Corangamite Shire's moves to get a regional saleyards follow Warrnambool City Council's efforts earlier this year, which aroused strong opposition from the Warrnambool Stock Agents Association and sections of the farming community.

Corangamite Shire's moves to get a regional saleyards follow Warrnambool City Council's efforts earlier this year, which aroused strong opposition from the Warrnambool Stock Agents Association and sections of the farming community.

A CONTROVERSIAL proposal for a regional livestock centre has been reignited with Corangamite Shire Council entering into negotiations with Regional Infrastructure Pty Ltd (RIPL) to operate the Camperdown saleyards.

Corangamite Shire mayor Chris O'Connor said the decision to negotiate with RIPL was the first step in the creation of regional saleyards within the shire.

"Discussions will now take place with RIPL that will be completed confidentially due to the commercial nature of these negotiations," Cr O'Connor said.

"These negotiations will not affect current operations and the council encourages both buyers and sellers to continue to support the Camperdown saleyards."

The decision has disappointed Moyne Shire mayor James Purcell, who said he was concerned the debate over the regional saleyards proposal could be hijacked by the vested interests of individual councils and not based on the long-term interests of the farming community.
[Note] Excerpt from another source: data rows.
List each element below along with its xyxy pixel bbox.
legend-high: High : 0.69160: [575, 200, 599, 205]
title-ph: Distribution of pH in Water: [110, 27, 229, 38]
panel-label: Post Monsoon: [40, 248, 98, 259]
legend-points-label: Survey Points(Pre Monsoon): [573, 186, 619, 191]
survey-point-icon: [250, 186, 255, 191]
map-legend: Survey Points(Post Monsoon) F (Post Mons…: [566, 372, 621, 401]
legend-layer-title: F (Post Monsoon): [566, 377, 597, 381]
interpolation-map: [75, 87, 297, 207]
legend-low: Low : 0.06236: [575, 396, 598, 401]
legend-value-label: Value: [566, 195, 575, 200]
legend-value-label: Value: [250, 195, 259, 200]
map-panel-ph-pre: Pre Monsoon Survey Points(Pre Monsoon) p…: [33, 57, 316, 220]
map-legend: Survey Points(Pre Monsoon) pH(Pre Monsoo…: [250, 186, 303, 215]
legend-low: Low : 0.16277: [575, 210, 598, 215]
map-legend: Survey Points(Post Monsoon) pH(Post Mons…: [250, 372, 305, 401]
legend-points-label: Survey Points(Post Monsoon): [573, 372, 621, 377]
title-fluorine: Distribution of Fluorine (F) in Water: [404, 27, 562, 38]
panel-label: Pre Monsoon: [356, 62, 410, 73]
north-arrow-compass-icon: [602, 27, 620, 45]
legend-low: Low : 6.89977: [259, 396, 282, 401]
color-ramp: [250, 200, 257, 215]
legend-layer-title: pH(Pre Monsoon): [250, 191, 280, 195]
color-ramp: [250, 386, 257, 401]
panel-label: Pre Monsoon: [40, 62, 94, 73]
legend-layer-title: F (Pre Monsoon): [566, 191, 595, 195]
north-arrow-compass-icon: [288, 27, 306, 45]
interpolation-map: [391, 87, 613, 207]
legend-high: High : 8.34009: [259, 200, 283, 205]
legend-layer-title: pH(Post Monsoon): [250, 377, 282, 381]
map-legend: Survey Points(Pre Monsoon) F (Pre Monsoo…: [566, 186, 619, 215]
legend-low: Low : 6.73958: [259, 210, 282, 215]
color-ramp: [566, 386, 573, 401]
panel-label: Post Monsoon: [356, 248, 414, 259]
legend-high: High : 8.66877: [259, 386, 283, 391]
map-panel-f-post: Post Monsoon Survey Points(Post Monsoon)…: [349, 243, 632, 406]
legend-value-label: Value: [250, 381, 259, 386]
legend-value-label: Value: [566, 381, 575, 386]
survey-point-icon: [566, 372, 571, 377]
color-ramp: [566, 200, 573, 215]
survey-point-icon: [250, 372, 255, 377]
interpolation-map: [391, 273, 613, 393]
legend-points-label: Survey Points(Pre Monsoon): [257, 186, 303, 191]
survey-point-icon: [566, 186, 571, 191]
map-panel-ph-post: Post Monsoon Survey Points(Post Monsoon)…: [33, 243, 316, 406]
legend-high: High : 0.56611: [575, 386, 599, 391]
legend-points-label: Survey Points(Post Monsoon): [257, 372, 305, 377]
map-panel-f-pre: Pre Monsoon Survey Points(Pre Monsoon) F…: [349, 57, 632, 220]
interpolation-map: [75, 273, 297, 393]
Cr Purcell lobbied other councils in the Great South Coast group in July to support a study on the need for a regional saleyards but gained no support from other south-west mayors.

He said meetings which Moyne convened with the community on the issue earlier this year had confirmed its support for a regional saleyards, although not necessarily within Moyne.

RIPL managing director Garry Edwards said the benefits to producers, buyers, agents and transporters of a truly regional cattle selling facility in the south-west could not be ignored.

"The days of saleyards being operated in urban or intensive industrial areas have passed and the industry needs to look forward into the future and adopt change to ensure its sustainability," Mr Edwards said.

Corangamite Shire's moves to get a regional saleyards come after Warrnambool City Council's efforts earlier this year aroused strong opposition from the Warrnambool Stock Agents Association and sections of the farming community.

The council announced in March that RIPL was its preferred proponent to establish a new saleyards but the strong opposition led the council in April to seek further community consultation on the saleyards' future.

Warrnambool Stock Agents Association president Kieran Johnstone said there had been no discussion with the council on the regional saleyards proposal for some months.